Everyone talks about increasing transparency in business, but when it comes to deciding whether or not to divulge salary information at your own company, there's no clear right or wrong answer.
The transparency trend is being driven by a number of factors, according to the Society for Human Resource Management: increasing availability of such information from sites such as Glassdoor.com, Salary.com and companies like compensation benchmarking software provider PayScale.com; an increasingly tight labor market and awareness of pay equity; and the influence of the millennial generation, who're already accustomed to openness and transparency through social media.
Salary transparency is much more common in high-tech firms, especially small startups competing aggressively for talent in markets like Silicon Valley, Seattle and New York City, says PayScale.com vice president of marketing Tim Low. While transparency can go a long way toward increasing employee engagement and fostering trust between businesses and their employees, Low says most organizations would do best to apply transparency in moderation.
"It should be a decision that's made on a continuum, and honestly takes into account a number of factors. For our clients, we don't push for either end of the spectrum -- complete transparency or complete secrecy," Low says.
The Middle Ground
The middle ground allows businesses plenty of flexibility and gives ample capability to foster trust and fairness while still being able to adjust compensation to accommodate special cases, says Low.
"You can be extremely open with your employees about how salary decisions are made, how you benchmark the 'going rate' for certain positions, etc., without necessarily posting everyone's salary on the wall," Low says.
Divulging salaries at an organization that didn't previously do so can create a chaotic situation and incite jealousy and conflict, according to Tracy Cashman, partner and senior vice president, information technology search at executive search and recruitment firm WinterWyman.
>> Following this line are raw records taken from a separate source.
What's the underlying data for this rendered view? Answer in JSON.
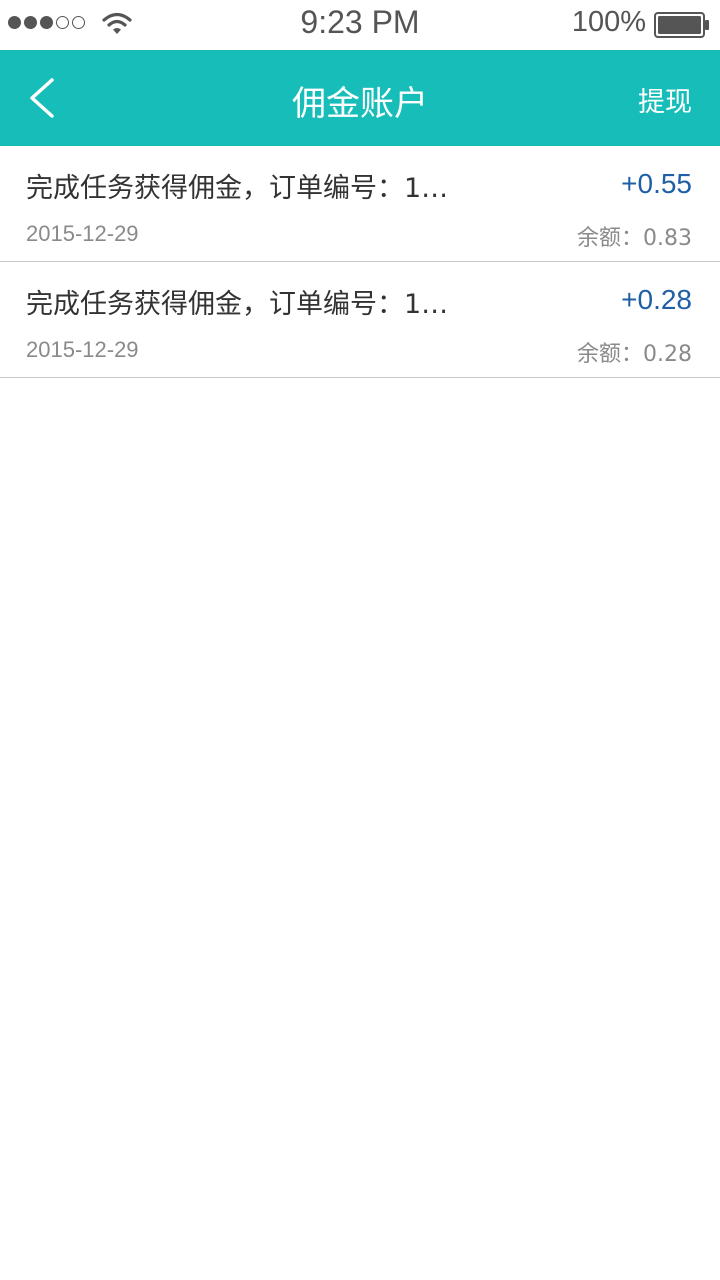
{
  "status_bar": {
    "signal_dots": [
      true,
      true,
      true,
      false,
      false
    ],
    "signal_icon": "signal-dots-icon",
    "wifi_icon": "wifi-icon",
    "time": "9:23 PM",
    "battery_percent": "100%",
    "battery_icon": "battery-full-icon"
  },
  "nav": {
    "back_icon": "chevron-left-icon",
    "title": "佣金账户",
    "withdraw_label": "提现",
    "bar_color": "#17bdb8"
  },
  "records": [
    {
      "description": "完成任务获得佣金，订单编号：1…",
      "amount": "+0.55",
      "date": "2015-12-29",
      "balance": "余额：0.83"
    },
    {
      "description": "完成任务获得佣金，订单编号：1…",
      "amount": "+0.28",
      "date": "2015-12-29",
      "balance": "余额：0.28"
    }
  ],
  "colors": {
    "amount": "#1f5fa8",
    "secondary_text": "#8a8a8a",
    "primary_text": "#333333"
  }
}
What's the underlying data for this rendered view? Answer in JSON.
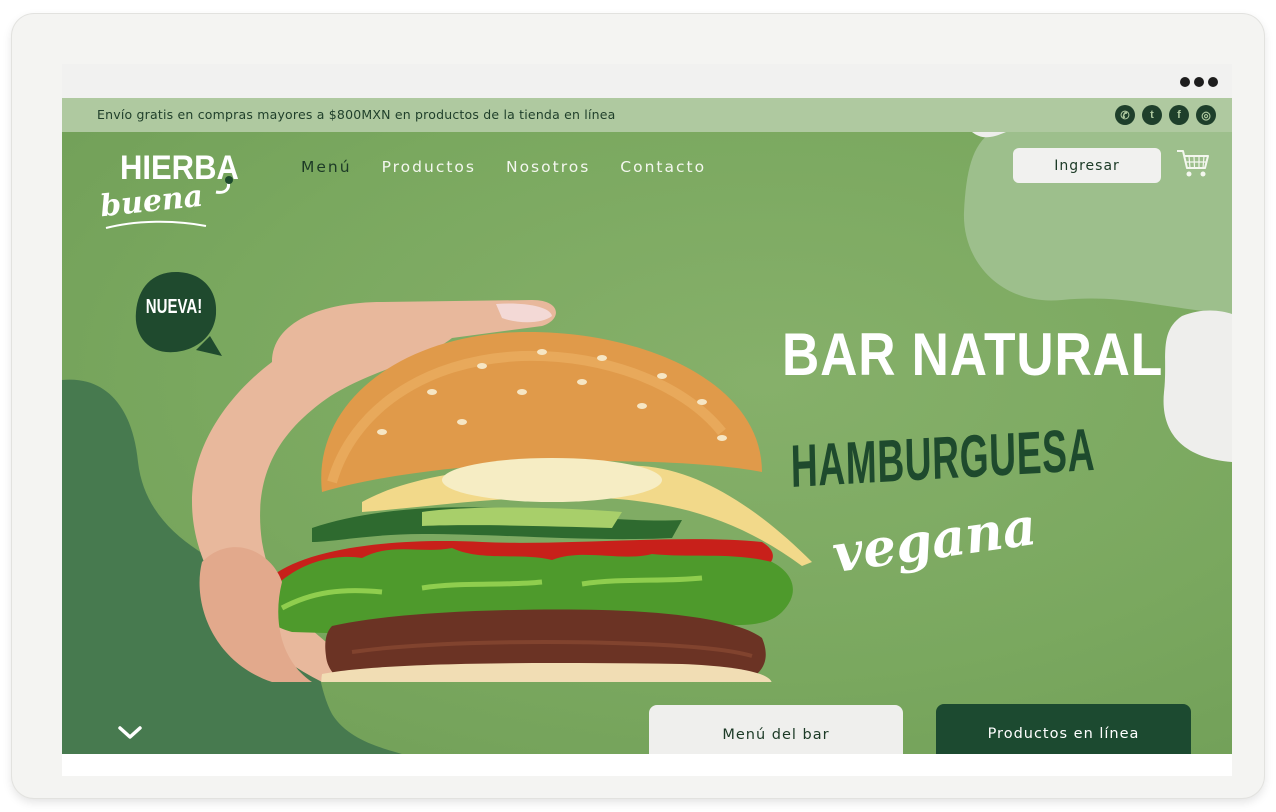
{
  "announcement": "Envío gratis en compras mayores a $800MXN en productos de la tienda en línea",
  "socials": [
    {
      "icon": "whatsapp-icon",
      "glyph": "✆"
    },
    {
      "icon": "twitter-icon",
      "glyph": "t"
    },
    {
      "icon": "facebook-icon",
      "glyph": "f"
    },
    {
      "icon": "instagram-icon",
      "glyph": "◎"
    }
  ],
  "logo": {
    "top": "HIERBA",
    "bottom": "buena"
  },
  "nav": {
    "items": [
      "Menú",
      "Productos",
      "Nosotros",
      "Contacto"
    ],
    "active": "Menú"
  },
  "header": {
    "login_label": "Ingresar",
    "cart_icon": "cart-icon"
  },
  "badge": "NUEVA!",
  "hero": {
    "title": "BAR NATURAL",
    "subtitle": "HAMBURGUESA",
    "script": "vegana"
  },
  "buttons": {
    "menu": "Menú del bar",
    "products": "Productos en línea"
  },
  "colors": {
    "hero_green": "#7aa85f",
    "dark_green": "#1c4a30",
    "announce_bar": "#afc9a0",
    "light_blob": "#9dbf8c"
  }
}
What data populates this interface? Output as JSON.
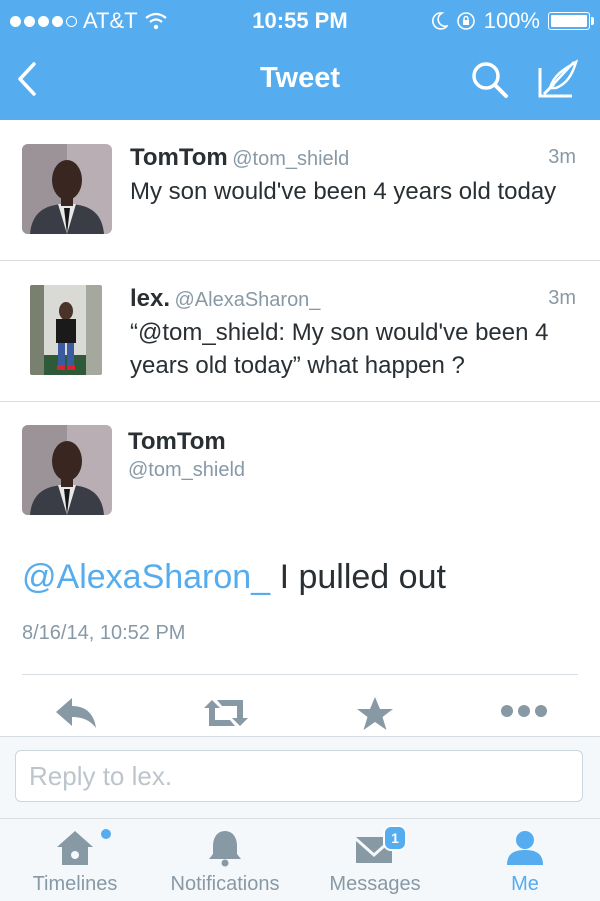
{
  "status_bar": {
    "carrier": "AT&T",
    "time": "10:55 PM",
    "battery": "100%"
  },
  "nav": {
    "title": "Tweet",
    "back_icon": "chevron-left-icon",
    "search_icon": "search-icon",
    "compose_icon": "compose-icon"
  },
  "tweets": [
    {
      "name": "TomTom",
      "handle": "@tom_shield",
      "time": "3m",
      "text": "My son would've been 4 years old today"
    },
    {
      "name": "lex.",
      "handle": "@AlexaSharon_",
      "time": "3m",
      "text": "“@tom_shield: My son would've been 4 years old today” what happen ?"
    }
  ],
  "detail": {
    "name": "TomTom",
    "handle": "@tom_shield",
    "mention": "@AlexaSharon_",
    "text": " I pulled out",
    "date": "8/16/14, 10:52 PM",
    "actions": [
      "reply-icon",
      "retweet-icon",
      "favorite-icon",
      "more-icon"
    ]
  },
  "reply": {
    "placeholder": "Reply to lex."
  },
  "tabs": [
    {
      "label": "Timelines",
      "icon": "home-icon",
      "active": false,
      "dot": true
    },
    {
      "label": "Notifications",
      "icon": "bell-icon",
      "active": false
    },
    {
      "label": "Messages",
      "icon": "envelope-icon",
      "active": false,
      "badge": "1"
    },
    {
      "label": "Me",
      "icon": "person-icon",
      "active": true
    }
  ],
  "colors": {
    "brand": "#55acee",
    "text": "#292f33",
    "muted": "#8899a6"
  }
}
"Salary transparency can be tricky; it's a huge sea change for organizations, especially if transparency reveals pay inequality. While this could be a great opportunity to address below-market pay rates or to address pay discrepancies, it can even cause conflict at organizations that do pay equitably," Cashman says, so it's best to make sure organizations are fully prepared for every contingency.
Low advises considering five factors before deciding whether to make salaries transparent.
1. Can You Communicate Your Strategy and Rationale?
Effective communication is key, otherwise you risk alienating employees rather than having them feel more closely aligned with the organization. Develop a communication plan and arm managers with the relevant information so they can better handle difficult conversations with employees about how each salary was decided. Employees will feel reassured if they can see market data about compensation to show how their boss arrived at each salary decision.
"Your managers must have confidence and feel that they are in control when having compensation conversations. They need to understand the strategy and the rationale behind why employees are paid their salaries, and the data has to back up the assertions that workers are being paid fairly and being dealt with honestly. The worst thing that could happen would be to have your employees feel you're capricious and arbitrary about pay," says Low.